Я невольно попадаю в самое больное место. Илиан опускает глаза, словно пристыженный мальчуган.
Нет, я не просто идиотка, я дважды идиотка! Пытаюсь выдернуть отравленную стрелу.
– Простите меня, Илиан. Клянусь, вы мне безумно нравитесь и в костюме марьячи, и с укулеле в руках… Я даже не уверена, что предпочла бы вам Джимми Хендрикса или Чака Берри.
А вот теперь трижды идиотка! Придвигаюсь, собираясь его поцеловать, но понимаю, что моя последняя фраза не утешила его, а скорее уязвила. И я пристыженно замолкаю. Илиан заговаривает первым:
– Идемте, Мисс Ласточка, сегодня вы моя гостья. Шампанского – сколько угодно.
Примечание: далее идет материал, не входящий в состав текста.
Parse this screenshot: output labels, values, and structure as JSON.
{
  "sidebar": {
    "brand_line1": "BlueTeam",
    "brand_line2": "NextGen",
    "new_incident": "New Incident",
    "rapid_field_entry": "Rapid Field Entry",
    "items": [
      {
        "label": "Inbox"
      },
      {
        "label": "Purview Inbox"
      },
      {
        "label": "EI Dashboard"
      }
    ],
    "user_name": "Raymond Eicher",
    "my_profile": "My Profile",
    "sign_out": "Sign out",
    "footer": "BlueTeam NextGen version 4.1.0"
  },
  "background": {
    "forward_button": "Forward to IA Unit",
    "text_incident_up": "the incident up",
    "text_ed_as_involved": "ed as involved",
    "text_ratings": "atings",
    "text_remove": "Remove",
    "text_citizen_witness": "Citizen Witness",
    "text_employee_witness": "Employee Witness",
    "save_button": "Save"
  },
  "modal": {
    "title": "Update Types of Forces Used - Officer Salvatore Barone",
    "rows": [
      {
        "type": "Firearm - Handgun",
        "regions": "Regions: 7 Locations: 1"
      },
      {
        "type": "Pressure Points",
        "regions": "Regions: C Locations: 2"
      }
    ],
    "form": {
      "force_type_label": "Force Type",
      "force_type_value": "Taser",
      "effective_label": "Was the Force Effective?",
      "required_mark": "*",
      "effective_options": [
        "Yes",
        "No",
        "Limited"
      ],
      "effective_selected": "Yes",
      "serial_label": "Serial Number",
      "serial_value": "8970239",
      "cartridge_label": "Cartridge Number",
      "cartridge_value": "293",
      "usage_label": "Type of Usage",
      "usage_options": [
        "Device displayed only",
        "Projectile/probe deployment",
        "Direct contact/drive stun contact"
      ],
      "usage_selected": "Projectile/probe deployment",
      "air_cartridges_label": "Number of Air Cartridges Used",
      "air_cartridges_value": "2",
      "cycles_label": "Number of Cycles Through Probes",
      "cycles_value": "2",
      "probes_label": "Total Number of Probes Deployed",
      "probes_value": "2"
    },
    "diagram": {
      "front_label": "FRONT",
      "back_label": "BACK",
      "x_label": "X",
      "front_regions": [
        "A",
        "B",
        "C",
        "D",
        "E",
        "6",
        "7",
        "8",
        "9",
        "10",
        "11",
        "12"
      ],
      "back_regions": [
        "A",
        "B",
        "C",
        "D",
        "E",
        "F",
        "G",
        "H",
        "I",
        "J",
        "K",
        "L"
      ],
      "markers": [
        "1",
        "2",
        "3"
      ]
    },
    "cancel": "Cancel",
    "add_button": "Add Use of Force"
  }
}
Я зарабатываю двадцать долларов за вечер, но для вас open bar!
Стараясь вымолить прощение, я чмокаю его в самые близкие ко мне части лица – кончик носа и мочку уха.
– Я такая бестолковая, простите меня!
– Вам незачем просить прощения. Соблазнить такую девушку, как вы, напялив сомбреро и бренча на гитаре, вернее, на укулеле, это уж скорее везение.
Везение?!
Не задумавшись ни на миг, обхватываю ладонями его лицо, притягиваю к себе, едва не сломав бедняге шею, и жадно целую. Наконец-то его руки начинают блуждать по моим бедрам, поднимаются выше, потом, расхрабрившись, спускаются… А мои – стискивают голову возлюбленного, прижимая его губы к моим, мешая перевести дыхание, и пускай они сами решают, спасать его или нет. Наконец я отодвигаюсь и шепчу ему – кажется, прямо в ноздри:
– Знаете, вам не мешало бы побриться, вы ужасно колючий.
Мне хорошо. Я смела, бесстрашна, соблазнительна. И нисколько не чувствую себя виноватой.
Рука Илиана продолжает скользить по моему бедру, я осторожно перекладываю ее на колено.
– Потерпите немного, мой игрок на банджо, вас ждут в отеле «Коронадо»!
Илиан улыбается, но не спорит. Я нахожу очаровательной его манеру скрывать обиду при каждом моем ляпе. Вероятно, слова «укулеле» и «банджо» здесь табу, как, наверно, и «мандолина», и «ситар», и «балалайка»…
Ил не сердится. Он открывает дверцу кабины, его глаза снова блестят.
– Ладно-ладно, смейтесь! Сегодня вечером я вам покажу, когда вдоволь накривляюсь в «Коронадо»…
Я вопросительно смотрю на него.
– Покажу, что такое настоящая гитара и на что она способна.